After the device is inserted into a patient, the surgeon removes the needle and expands the R.E.D. by sliding a dilator-sheath assembly between the silicone rubber and the cannula. The dilator-sheath consists of two tubular plastic components: An inner dilator with a tapered conical tip, and a thin-walled outer sheath. Once the device is fully expanded, the physician removes the dilator and the cannula, leaving the sheath behind. The sheath, surrounded by the silicone rubber, forms the working channel through which surgery takes place.
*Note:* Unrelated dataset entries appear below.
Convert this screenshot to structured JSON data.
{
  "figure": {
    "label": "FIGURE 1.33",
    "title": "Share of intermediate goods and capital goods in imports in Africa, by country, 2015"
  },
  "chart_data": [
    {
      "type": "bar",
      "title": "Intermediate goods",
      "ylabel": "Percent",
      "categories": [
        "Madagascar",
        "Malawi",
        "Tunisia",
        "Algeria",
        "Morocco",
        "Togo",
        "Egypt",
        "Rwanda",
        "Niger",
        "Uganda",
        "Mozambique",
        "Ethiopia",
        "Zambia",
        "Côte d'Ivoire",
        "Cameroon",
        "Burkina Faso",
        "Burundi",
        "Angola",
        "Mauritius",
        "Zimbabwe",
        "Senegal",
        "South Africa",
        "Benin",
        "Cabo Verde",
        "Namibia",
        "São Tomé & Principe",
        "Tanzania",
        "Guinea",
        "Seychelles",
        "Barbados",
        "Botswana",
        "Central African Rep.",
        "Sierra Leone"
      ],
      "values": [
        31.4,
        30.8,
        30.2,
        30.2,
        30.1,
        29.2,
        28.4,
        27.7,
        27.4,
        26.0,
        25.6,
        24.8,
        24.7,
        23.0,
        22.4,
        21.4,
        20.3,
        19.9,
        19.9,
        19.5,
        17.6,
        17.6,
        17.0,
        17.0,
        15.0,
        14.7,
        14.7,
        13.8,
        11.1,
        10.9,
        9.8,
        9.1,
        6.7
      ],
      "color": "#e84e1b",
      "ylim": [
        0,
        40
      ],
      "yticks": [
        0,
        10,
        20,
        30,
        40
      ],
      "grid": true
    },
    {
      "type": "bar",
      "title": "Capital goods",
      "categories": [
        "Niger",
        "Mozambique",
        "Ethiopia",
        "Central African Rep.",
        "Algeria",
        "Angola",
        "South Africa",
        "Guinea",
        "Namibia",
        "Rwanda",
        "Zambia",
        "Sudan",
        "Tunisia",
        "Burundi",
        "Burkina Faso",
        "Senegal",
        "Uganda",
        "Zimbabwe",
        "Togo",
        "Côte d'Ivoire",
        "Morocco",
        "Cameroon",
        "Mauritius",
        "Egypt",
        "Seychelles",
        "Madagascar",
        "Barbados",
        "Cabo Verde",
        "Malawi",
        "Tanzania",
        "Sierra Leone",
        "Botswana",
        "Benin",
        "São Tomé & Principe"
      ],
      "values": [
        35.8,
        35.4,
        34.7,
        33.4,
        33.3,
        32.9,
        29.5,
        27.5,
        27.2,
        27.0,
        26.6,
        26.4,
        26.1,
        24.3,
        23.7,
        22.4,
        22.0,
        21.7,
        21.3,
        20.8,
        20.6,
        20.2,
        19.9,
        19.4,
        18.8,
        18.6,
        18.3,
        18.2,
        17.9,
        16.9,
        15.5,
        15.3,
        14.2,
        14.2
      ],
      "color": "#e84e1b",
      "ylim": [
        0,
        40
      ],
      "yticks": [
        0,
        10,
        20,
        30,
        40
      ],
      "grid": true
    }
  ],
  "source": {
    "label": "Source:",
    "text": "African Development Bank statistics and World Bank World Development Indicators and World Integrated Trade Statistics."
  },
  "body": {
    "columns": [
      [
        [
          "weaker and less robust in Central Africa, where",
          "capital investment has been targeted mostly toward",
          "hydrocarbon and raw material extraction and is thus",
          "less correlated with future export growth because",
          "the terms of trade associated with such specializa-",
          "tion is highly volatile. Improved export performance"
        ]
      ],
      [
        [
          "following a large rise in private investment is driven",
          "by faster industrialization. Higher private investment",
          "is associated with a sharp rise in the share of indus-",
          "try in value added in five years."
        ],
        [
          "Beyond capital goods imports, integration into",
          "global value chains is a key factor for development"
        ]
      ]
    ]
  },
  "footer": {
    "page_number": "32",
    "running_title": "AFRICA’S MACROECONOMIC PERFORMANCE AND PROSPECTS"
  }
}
To prevent the R.E.D. from inadvertently retracting, engineers place a small, torus-shaped balloon at the end of the silicone sleeve. Following initial insertion of the device, surgeons fill the balloon with saline or other fluid via a reflux valve tied to a thin flexible lumen passing longitudinally along the outside of the silicone sleeve.
"The main advantage of this device is that it allows you to do surgeries laparoscopically that could never be done that way before," says Will Dubrul, InnerDyne's application development manager and inventor of the R.E.D. Its smaller initial size means less traumatized tissue and a reduction in the need to cut blood vessels. Radial dilation provides a tight gas seal and eliminates the need for screw-on sheaths. It also naturally puts pressure on (tamponades) the surrounding blood vessels to limit bleeding. "The puncture is so small that after you remove the R.E.D, often you don't need to suture," Dubrul says.
He traces the invention's origin to a development project involving another of the company's products, a thermal ablation (TA) technique for interventional radiologists to treat gall bladders. "Doctors said to me, "while you're working on the TA device, we also need something to get into the gall bladder,'" he says.
With the inspirational seed thus planted, Dubrul began brainstorming different ideas on how to access the human gall bladder. He considered mechanically expanding devices and inflatable balloons, but each had a significant shortcoming. The breakthrough came when Dubrul recalled a physician saying he could, figuratively, insert a 22-gauge (0.028-inch) needle into the body almost anywhere without doing damage. "I thought that if I could make an expanding needle-and "expanding' means "rubber' to me-it would limit tissue damage," he says.
Friction proved to be the design's biggest challenge. Without a good lubricant, sliding the dilator-sheath between the silicone sleeve and the cannula proves impossible. The solution: a Teflon(TM) -based fabric that lines the inside of the rubber.
Though the initial device targeted treatments of the gall bladder, a redesigned model addresses general laparoscopic surgery. And the company believes the R.E.D's unique abilities will allow surgeons to access most any hollow organ-the lungs, pancreas, kidney, stomach, bowels, and gall bladder.
It's a big market. Surgeons currently perform 1.5-million cholecystectomies (gall bladder surgeries) worldwide each year. Roughly 85% of these employ minimally invasive techniques. In all, about 14 million surgeries a year could be performed using R.E.D. technology.
Additional details...Contact Will Dubrul, InnerDyne Medical, 1244 Reamwood Ave., Sunnyvale, CA 94089, (408) 745-6010.
During his fifteen years as a biomedical engineer, Will Dubrul has invented more than 30 products and received nine patents. He traces his interest in medical devices to work he did with paraplegics while still a student at the University of California, Santa Barbara. InnerDyne Medical's first engineer, Dubrul heads the firm's product development and marketing efforts.